Rupiah Melemah Tertekan Aksi Jual Asing dan Sinyal The Fed
Nilai tukar rupiah melemah signifikan di awal perdagangan, tertekan aksi jual saham investor asing yang berlanjut serta sentimen dari Federal Reserve. Apa dampaknya bagi pasar keuangan Indonesia?
Nilai tukar rupiah bergerak melemah pada pembukaan perdagangan di Jakarta, Jumat (30/1). Mata uang Garuda tercatat turun 52 poin atau 0,31 persen, mencapai Rp16.807 per dolar AS dari posisi sebelumnya Rp16.755 per dolar AS. Pelemahan ini menimbulkan kekhawatiran di kalangan pelaku pasar mengenai stabilitas ekonomi nasional.
Kepala Ekonom Permata Bank, Josua Pardede, menjelaskan bahwa pelemahan rupiah ini utamanya dipengaruhi oleh aksi jual bersih (net sell) saham oleh investor asing di pasar saham. Tren penjualan ini merupakan kelanjutan dari hari sebelumnya, menandakan adanya tekanan berkelanjutan terhadap pasar modal domestik.

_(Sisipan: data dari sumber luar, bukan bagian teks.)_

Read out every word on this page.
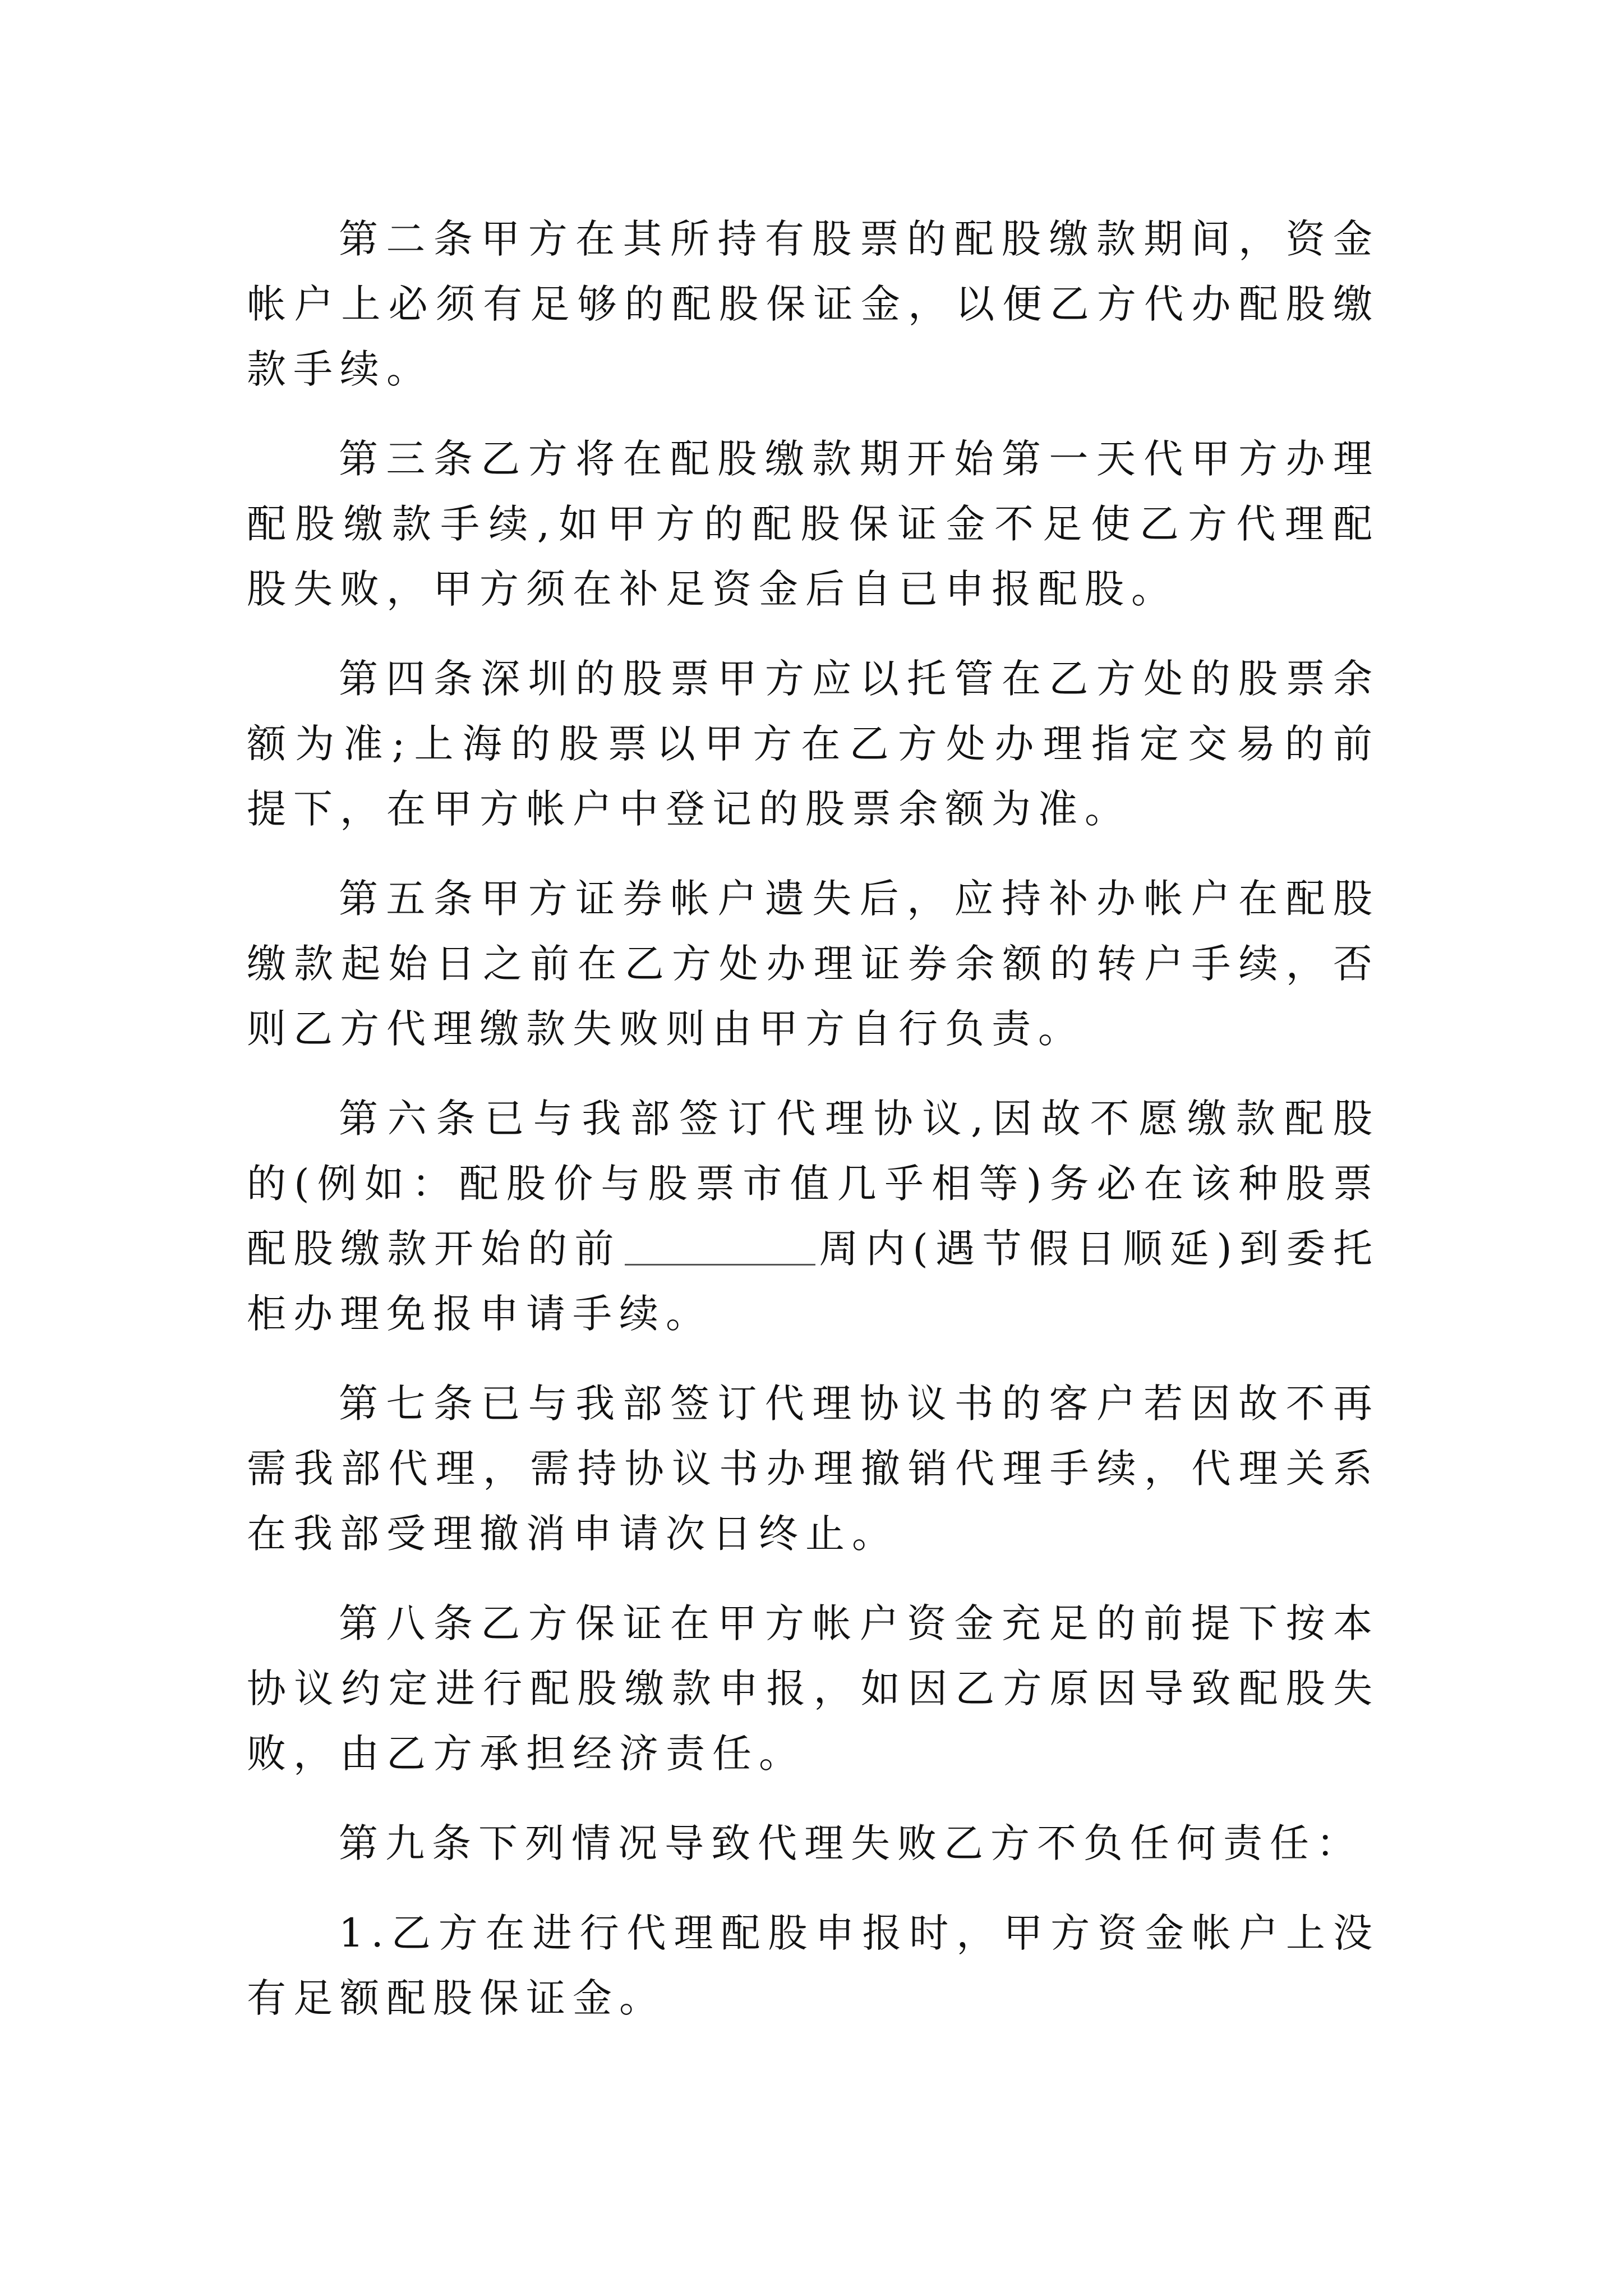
第二条甲方在其所持有股票的配股缴款期间，资金帐户上必须有足够的配股保证金，以便乙方代办配股缴款手续。

第三条乙方将在配股缴款期开始第一天代甲方办理配股缴款手续,如甲方的配股保证金不足使乙方代理配股失败，甲方须在补足资金后自已申报配股。

第四条深圳的股票甲方应以托管在乙方处的股票余额为准;上海的股票以甲方在乙方处办理指定交易的前提下，在甲方帐户中登记的股票余额为准。

第五条甲方证券帐户遗失后，应持补办帐户在配股缴款起始日之前在乙方处办理证券余额的转户手续，否则乙方代理缴款失败则由甲方自行负责。

第六条已与我部签订代理协议,因故不愿缴款配股的(例如：配股价与股票市值几乎相等)务必在该种股票配股缴款开始的前	周内(遇节假日顺延)到委托柜办理免报申请手续。

第七条已与我部签订代理协议书的客户若因故不再需我部代理，需持协议书办理撤销代理手续，代理关系在我部受理撤消申请次日终止。

第八条乙方保证在甲方帐户资金充足的前提下按本协议约定进行配股缴款申报，如因乙方原因导致配股失败，由乙方承担经济责任。

第九条下列情况导致代理失败乙方不负任何责任：

1.乙方在进行代理配股申报时，甲方资金帐户上没有足额配股保证金。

Situasi ini diperparah oleh penurunan peringkat indeks ekuitas Indonesia oleh Goldman Sachs menjadi underweight. Penurunan peringkat tersebut didasarkan pada kekhawatiran akan potensi arus keluar modal asing yang lebih besar, memicu reaksi negatif di pasar.
Aksi Jual Investor Asing dan Koreksi IHSG
Pasar saham Indonesia mengalami koreksi tajam pada Kamis (29/1) setelah Goldman Sachs menurunkan peringkat indeks ekuitas Indonesia. Penurunan peringkat menjadi underweight ini disebabkan oleh alasan risiko arus keluar asing yang lebih lanjut.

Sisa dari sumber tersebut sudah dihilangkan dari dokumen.